Keep antibiotics working: A patient’s perspective

With described video

Transcript

Transcript - Keep antibiotics working: A patient's perspective

(Cancer survivor Vinesha Ramasamy appears on screen)

My name is Vinesha and I am a cancer survivor.

My diagnosis of cancer started when I was 15.

(There is a photograph of Vinesha when she was a teenager, followed by video of Vinesha wearing a cast on her left leg)

It showed up in my leg and it was a really big tumour. So it was osteo-sarcoma, which is bone cancer.

It just involved a lot of appointments and chemotherapy, and a lot of blood transfusions and ended up, you know, changing my life forever.

(Vinesha is on camera, in an interview setting)

Antibiotics was a huge part of saving my life because no matter how many great doctors I had, or great complex chemo drugs I had, I wouldn't have been able to access or continue with any of that if I didn’t get over infections with antibiotics.

And so there could have been all this great, you know breakthroughs for me, but without core antibiotics for my infections and my illnesses, I couldn't have used any of it. So it's really, really important.

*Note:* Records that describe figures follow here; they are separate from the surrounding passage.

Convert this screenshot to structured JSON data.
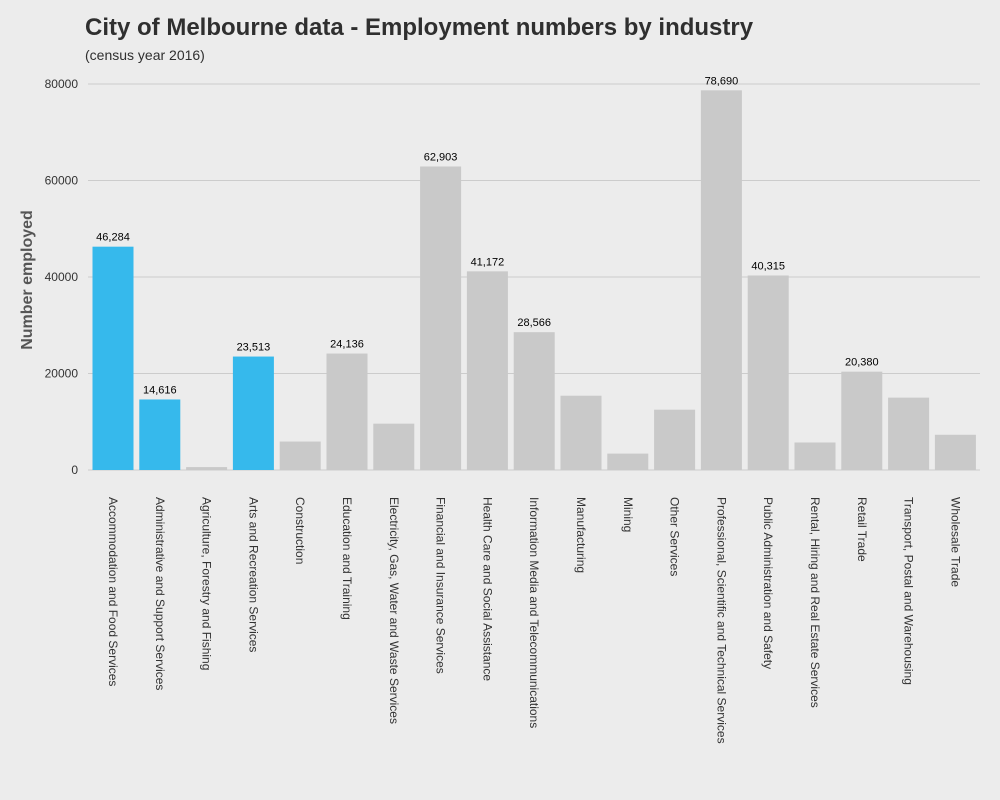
{
  "chart_data": {
    "type": "bar",
    "title": "City of Melbourne data - Employment numbers by industry",
    "subtitle": "(census year 2016)",
    "xlabel": "",
    "ylabel": "Number employed",
    "ylim": [
      0,
      80000
    ],
    "yticks": [
      0,
      20000,
      40000,
      60000,
      80000
    ],
    "grid": true,
    "colors": {
      "highlight": "#36b9ec",
      "default": "#c9c9c9",
      "gridline": "#cccccc"
    },
    "categories": [
      "Accommodation and Food Services",
      "Administrative and Support Services",
      "Agriculture, Forestry and Fishing",
      "Arts and Recreation Services",
      "Construction",
      "Education and Training",
      "Electricity, Gas, Water and Waste Services",
      "Financial and Insurance Services",
      "Health Care and Social Assistance",
      "Information Media and Telecommunications",
      "Manufacturing",
      "Mining",
      "Other Services",
      "Professional, Scientific and Technical Services",
      "Public Administration and Safety",
      "Rental, Hiring and Real Estate Services",
      "Retail Trade",
      "Transport, Postal and Warehousing",
      "Wholesale Trade"
    ],
    "values": [
      46284,
      14616,
      600,
      23513,
      5900,
      24136,
      9600,
      62903,
      41172,
      28566,
      15400,
      3400,
      12500,
      78690,
      40315,
      5700,
      20380,
      15000,
      7300
    ],
    "highlighted": [
      true,
      true,
      false,
      true,
      false,
      false,
      false,
      false,
      false,
      false,
      false,
      false,
      false,
      false,
      false,
      false,
      false,
      false,
      false
    ],
    "data_labels": [
      "46,284",
      "14,616",
      "",
      "23,513",
      "",
      "24,136",
      "",
      "62,903",
      "41,172",
      "28,566",
      "",
      "",
      "",
      "78,690",
      "40,315",
      "",
      "20,380",
      "",
      ""
    ]
  }
}
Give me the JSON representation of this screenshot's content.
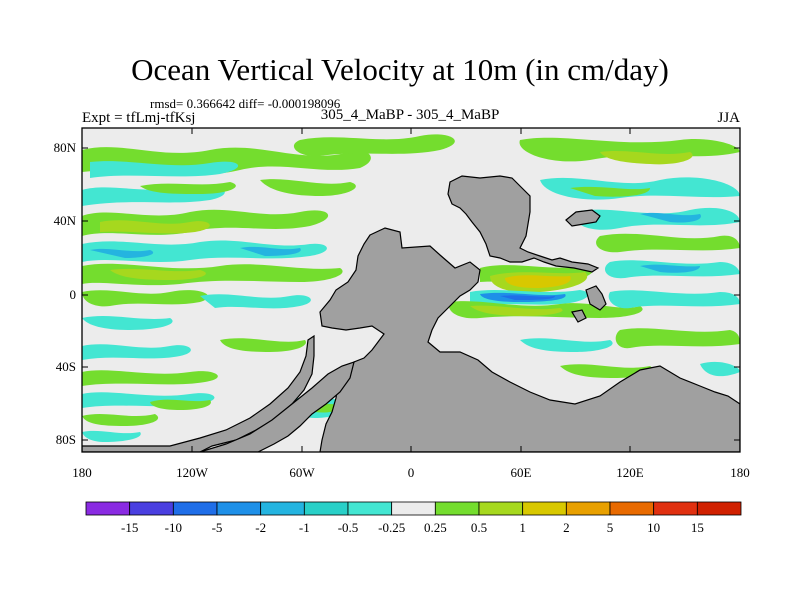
{
  "title": "Ocean Vertical Velocity at 10m (in cm/day)",
  "stats": "rmsd= 0.366642 diff= -0.000198096",
  "expt": "Expt = tfLmj-tfKsj",
  "subtitle": "305_4_MaBP - 305_4_MaBP",
  "season": "JJA",
  "axes": {
    "y_ticks": [
      "80N",
      "40N",
      "0",
      "40S",
      "80S"
    ],
    "x_ticks": [
      "180",
      "120W",
      "60W",
      "0",
      "60E",
      "120E",
      "180"
    ]
  },
  "colorbar": {
    "labels": [
      "-15",
      "-10",
      "-5",
      "-2",
      "-1",
      "-0.5",
      "-0.25",
      "0.25",
      "0.5",
      "1",
      "2",
      "5",
      "10",
      "15"
    ],
    "colors": [
      "#8a2be2",
      "#4a3fe0",
      "#1f6ee8",
      "#1e90e8",
      "#24b4e0",
      "#29d0c8",
      "#43e6d2",
      "#ececec",
      "#74dd2e",
      "#a6d81e",
      "#d8c800",
      "#e8a000",
      "#e86a00",
      "#e03010",
      "#d02000"
    ]
  },
  "map_colors": {
    "land": "#a0a0a0",
    "ocean_neutral": "#ececec",
    "frame": "#000000"
  }
}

(Vinesha and her friends are gathered around a piano and are having an animated conversation)

Basically, what happens when society as a whole uses too much antibiotics, these bugs get resistant to the drugs and just get stronger and stronger.

(Vinesha is on camera in an interview setting)

Antibiotics really save lives of people that are hanging in the balance—cancer patients and other types of people.

And it I guess it's very, very important that they're available to use for lots of years to come, and just to use them appropriately and to make sure you take what's given to you and not share it, and to use it in moderation.